The prospective waiver of liability is a misguided effort at risk management
by mediators. It lets mediators off the hook from performing ethically and even
competently. It is doubly insensitive in light of the reach of the mediation
confidentiality statutes such as the California Evidence Code section 1115
et seq., which precludes introduction of
evidence of malpractice that takes place in a mediation, and thus functions
as the equivalent of an immunity statute. Compare, Wimsatt
v. Superior Court, 152 Cal. App. 4th 137 (2007) and especially Justice
Aldrich's critique of the statute, slip op. at 30-32. Regrettably, mediators
may not even need a prospective waiver of liability to let themselves off of
the hook of competence.
Conclusion
On superficial review, a prospective waiver of liability looks like a pretty
good thing to have, so it has survived, reflexively but not thoughtfully, from
generation to generation of mediators' form documents. This should not be allowed
to continue. Insurers—who employ both litigators and mediators—could stop tolerating
prospective waivers of liability from mediators, just as, I am sure, they do
not grant prospective waivers of liability to law firms.

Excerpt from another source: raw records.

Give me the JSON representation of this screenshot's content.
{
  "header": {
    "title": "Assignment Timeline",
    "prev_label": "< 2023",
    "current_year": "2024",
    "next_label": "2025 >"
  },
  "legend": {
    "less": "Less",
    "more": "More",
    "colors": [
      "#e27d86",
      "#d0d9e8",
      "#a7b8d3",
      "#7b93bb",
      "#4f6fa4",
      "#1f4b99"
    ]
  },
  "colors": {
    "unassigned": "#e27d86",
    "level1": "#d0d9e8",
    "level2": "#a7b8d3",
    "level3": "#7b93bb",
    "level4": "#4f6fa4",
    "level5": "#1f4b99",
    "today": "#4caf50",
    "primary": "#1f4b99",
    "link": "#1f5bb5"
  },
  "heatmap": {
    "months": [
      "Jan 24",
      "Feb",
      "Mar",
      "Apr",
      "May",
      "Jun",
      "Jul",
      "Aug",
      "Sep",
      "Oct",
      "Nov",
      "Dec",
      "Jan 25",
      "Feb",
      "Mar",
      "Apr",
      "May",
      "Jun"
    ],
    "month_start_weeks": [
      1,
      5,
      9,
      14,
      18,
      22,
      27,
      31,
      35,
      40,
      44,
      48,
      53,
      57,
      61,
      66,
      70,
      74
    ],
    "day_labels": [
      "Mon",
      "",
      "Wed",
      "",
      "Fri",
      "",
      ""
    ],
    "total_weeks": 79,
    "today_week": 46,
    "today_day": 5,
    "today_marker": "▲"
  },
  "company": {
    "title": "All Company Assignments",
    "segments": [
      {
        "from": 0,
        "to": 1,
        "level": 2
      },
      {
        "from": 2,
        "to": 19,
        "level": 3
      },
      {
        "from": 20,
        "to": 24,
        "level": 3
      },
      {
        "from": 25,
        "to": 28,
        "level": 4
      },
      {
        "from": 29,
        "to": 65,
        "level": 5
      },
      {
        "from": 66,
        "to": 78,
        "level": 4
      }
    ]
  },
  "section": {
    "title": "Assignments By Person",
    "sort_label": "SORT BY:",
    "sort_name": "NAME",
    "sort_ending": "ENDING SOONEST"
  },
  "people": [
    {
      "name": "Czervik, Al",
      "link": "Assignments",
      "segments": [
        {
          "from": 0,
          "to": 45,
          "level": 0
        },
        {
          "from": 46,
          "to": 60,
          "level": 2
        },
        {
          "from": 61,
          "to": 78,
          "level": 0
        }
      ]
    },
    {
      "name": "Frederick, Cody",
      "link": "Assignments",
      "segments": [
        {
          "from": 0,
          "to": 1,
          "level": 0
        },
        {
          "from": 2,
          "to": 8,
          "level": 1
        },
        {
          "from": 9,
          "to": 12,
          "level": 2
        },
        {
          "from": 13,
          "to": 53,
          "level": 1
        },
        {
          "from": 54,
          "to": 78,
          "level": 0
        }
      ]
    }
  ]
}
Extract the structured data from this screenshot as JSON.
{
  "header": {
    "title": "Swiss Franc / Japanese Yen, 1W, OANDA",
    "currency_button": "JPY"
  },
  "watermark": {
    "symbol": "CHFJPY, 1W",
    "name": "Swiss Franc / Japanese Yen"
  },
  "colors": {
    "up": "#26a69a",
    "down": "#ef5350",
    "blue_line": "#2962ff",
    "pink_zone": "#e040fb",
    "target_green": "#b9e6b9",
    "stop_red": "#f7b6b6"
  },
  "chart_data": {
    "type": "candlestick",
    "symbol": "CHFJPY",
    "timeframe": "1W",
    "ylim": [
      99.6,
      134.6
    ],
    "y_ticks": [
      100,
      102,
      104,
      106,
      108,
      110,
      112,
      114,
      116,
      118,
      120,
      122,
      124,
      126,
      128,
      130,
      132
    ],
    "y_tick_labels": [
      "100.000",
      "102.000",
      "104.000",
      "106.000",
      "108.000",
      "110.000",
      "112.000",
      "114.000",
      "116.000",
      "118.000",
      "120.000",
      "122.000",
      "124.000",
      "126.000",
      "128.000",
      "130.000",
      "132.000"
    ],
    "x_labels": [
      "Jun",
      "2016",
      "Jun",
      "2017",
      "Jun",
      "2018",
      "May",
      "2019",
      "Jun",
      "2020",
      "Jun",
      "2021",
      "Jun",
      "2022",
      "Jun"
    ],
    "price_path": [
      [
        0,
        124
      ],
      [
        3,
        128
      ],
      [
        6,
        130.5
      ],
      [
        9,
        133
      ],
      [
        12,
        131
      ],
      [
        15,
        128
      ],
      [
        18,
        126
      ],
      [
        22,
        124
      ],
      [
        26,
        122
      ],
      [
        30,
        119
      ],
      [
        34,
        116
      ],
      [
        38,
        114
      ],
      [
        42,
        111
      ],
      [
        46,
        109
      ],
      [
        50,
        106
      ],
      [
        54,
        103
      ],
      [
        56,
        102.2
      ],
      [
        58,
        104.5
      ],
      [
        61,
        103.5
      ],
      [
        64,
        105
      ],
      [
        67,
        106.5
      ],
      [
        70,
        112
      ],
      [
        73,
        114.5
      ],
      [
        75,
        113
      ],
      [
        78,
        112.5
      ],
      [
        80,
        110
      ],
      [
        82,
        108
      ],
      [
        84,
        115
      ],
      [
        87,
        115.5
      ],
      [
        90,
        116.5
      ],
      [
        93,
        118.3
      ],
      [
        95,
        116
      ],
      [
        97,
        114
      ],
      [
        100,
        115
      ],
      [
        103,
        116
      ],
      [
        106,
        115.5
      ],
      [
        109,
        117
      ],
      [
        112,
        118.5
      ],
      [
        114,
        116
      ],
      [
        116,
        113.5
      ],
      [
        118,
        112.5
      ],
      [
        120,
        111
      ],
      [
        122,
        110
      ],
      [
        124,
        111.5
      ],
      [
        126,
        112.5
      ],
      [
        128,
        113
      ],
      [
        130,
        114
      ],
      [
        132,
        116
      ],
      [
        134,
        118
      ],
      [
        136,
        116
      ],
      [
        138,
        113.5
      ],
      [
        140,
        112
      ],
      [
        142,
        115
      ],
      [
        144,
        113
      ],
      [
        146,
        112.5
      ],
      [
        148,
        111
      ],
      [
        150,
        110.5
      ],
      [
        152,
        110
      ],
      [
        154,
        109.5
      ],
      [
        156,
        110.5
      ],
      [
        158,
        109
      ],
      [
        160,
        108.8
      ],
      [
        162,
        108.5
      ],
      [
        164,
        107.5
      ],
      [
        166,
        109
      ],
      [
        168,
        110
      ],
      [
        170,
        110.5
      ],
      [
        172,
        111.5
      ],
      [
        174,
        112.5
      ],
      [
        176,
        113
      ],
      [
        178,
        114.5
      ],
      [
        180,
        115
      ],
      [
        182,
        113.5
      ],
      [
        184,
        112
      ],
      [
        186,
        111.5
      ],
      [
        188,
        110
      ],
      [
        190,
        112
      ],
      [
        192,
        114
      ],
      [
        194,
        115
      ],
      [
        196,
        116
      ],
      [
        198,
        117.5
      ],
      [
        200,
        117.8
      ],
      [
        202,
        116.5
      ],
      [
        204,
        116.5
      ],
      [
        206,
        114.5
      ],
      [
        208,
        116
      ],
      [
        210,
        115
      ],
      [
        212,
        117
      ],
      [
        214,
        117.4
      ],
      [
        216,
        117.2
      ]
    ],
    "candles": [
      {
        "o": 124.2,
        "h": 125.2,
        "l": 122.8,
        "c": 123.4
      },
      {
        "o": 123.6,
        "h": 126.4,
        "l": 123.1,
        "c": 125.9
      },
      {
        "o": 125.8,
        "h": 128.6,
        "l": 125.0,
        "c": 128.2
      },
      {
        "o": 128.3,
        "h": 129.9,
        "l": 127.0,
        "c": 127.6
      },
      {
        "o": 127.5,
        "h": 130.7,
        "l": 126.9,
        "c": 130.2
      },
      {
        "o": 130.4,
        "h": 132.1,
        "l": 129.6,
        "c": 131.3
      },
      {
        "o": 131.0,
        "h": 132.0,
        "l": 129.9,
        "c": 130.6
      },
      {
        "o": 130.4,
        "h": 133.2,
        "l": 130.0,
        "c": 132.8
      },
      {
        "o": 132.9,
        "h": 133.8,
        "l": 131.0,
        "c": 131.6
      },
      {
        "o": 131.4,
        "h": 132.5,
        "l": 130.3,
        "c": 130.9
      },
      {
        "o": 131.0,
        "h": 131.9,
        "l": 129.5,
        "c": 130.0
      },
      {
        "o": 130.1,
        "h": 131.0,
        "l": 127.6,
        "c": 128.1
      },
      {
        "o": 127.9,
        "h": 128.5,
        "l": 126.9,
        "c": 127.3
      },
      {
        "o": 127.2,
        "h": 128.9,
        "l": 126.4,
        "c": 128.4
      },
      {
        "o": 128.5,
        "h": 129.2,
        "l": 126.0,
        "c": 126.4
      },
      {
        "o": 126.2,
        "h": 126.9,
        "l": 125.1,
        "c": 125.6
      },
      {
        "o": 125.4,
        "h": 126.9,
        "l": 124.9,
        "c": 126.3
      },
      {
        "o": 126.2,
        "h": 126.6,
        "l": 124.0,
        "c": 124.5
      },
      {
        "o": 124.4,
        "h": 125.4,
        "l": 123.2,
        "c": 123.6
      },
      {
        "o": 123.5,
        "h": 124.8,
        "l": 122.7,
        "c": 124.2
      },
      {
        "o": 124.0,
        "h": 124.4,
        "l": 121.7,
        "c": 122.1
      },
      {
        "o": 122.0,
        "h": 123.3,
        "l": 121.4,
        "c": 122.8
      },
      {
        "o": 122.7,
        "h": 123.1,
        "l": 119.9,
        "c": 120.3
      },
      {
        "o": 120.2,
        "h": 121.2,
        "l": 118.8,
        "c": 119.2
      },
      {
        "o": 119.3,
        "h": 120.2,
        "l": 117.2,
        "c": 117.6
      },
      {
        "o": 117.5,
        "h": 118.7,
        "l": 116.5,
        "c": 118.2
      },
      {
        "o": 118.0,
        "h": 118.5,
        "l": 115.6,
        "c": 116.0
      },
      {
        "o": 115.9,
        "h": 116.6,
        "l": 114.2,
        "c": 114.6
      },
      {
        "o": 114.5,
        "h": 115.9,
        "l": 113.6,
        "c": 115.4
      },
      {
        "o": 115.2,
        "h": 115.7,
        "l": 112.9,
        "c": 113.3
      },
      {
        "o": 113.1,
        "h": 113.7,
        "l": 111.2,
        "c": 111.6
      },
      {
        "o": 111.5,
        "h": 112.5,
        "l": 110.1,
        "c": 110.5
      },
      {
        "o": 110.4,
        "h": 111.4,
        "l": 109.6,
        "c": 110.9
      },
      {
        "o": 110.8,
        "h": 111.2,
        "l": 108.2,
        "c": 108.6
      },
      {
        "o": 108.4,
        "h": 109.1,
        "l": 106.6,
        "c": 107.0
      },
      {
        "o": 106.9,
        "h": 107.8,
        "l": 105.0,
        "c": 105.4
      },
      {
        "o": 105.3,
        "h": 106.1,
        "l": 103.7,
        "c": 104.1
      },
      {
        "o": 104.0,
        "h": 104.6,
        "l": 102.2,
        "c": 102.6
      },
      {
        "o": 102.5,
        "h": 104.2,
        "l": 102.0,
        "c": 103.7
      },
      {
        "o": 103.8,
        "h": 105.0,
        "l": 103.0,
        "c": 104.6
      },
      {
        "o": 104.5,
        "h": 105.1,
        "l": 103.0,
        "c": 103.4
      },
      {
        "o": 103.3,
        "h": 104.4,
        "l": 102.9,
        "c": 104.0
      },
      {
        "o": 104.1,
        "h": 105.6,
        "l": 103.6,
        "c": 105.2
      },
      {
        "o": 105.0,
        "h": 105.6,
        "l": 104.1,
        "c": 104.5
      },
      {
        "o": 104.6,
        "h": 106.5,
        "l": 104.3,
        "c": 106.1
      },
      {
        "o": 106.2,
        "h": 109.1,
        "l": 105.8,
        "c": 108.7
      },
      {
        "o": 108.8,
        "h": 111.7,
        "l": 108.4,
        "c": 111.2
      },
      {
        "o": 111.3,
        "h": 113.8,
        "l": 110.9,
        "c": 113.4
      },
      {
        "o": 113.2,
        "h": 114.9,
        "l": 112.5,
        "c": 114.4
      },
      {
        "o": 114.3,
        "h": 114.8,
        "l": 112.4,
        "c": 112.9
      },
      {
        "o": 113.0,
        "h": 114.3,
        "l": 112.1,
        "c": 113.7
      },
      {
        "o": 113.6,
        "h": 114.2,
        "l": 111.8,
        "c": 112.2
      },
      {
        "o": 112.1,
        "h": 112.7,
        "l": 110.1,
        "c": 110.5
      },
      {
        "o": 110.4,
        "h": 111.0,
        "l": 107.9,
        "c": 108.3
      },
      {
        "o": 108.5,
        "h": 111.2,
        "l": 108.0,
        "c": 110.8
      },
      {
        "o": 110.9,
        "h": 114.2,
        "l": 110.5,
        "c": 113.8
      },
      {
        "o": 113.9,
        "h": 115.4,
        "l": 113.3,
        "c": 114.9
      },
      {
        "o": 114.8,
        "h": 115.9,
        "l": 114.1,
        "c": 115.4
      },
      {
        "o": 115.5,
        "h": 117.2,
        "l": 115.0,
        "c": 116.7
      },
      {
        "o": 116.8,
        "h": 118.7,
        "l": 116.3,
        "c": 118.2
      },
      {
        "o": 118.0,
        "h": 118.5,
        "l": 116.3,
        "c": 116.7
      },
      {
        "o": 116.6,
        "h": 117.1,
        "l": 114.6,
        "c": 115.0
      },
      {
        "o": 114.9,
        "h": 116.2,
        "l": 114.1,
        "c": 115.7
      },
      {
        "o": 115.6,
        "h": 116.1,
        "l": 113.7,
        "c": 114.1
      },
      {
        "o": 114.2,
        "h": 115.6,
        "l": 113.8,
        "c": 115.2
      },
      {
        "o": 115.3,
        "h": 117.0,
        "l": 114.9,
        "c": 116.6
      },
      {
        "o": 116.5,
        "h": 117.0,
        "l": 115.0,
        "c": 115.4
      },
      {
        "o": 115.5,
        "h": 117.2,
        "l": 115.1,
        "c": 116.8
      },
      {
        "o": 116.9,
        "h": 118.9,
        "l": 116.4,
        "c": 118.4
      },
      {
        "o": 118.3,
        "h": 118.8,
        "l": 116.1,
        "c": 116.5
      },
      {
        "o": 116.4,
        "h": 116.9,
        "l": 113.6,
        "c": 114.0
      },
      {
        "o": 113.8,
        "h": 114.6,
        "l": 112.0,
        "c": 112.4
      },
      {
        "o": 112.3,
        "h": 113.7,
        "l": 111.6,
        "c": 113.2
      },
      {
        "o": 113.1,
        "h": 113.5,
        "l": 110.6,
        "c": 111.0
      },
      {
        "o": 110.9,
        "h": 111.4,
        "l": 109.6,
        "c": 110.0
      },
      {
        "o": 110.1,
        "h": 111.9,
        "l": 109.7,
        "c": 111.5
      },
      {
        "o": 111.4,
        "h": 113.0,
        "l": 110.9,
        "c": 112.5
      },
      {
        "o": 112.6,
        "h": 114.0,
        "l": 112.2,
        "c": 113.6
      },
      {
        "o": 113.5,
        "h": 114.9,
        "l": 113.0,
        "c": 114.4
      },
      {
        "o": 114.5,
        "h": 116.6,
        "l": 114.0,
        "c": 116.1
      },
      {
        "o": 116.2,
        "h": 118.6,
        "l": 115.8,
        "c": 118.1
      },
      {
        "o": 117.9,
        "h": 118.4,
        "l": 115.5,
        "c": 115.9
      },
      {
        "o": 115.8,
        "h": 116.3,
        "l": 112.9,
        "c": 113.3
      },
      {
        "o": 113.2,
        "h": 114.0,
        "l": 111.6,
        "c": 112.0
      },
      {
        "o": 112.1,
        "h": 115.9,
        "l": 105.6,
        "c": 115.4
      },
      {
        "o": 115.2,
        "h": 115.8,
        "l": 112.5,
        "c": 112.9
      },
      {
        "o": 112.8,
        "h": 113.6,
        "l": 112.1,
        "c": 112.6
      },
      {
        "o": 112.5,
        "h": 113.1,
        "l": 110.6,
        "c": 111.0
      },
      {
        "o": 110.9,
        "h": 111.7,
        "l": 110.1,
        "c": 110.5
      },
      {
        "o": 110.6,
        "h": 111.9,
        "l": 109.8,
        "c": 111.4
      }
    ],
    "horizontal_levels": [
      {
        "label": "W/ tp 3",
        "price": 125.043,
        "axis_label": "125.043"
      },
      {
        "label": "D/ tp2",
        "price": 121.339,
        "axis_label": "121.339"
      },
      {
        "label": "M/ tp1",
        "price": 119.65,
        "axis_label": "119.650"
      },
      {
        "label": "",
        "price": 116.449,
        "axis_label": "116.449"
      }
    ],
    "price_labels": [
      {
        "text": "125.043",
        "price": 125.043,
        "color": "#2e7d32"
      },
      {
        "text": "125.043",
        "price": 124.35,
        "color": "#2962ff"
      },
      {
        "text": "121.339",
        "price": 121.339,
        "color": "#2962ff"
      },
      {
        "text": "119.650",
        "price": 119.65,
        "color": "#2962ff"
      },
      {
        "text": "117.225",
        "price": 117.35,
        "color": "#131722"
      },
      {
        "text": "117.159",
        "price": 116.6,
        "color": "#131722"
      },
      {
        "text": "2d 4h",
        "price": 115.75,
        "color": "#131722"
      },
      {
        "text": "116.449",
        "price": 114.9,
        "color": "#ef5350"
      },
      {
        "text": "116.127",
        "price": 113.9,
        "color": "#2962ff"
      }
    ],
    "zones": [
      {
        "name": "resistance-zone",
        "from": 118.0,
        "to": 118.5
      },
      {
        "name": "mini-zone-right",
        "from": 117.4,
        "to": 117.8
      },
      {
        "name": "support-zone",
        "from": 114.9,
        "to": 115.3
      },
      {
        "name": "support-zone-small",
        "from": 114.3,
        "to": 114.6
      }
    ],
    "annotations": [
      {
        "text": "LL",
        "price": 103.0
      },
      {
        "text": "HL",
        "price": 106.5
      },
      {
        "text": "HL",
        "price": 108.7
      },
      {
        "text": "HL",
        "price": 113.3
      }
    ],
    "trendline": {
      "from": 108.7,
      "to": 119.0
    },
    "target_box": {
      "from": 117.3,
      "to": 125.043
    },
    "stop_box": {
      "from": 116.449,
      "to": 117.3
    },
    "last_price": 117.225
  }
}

Hold your mediators to the same standards as you hold your lawyers, and let
the litigators who serve you know of this insistence.& When you require mediators
to stand behind the quality of their work, the quality of the services you receive
from mediators can only improve.
*A previous version of this article appeared in "Advocate:
The Journal of Consumer Attorney Associations for Southern California."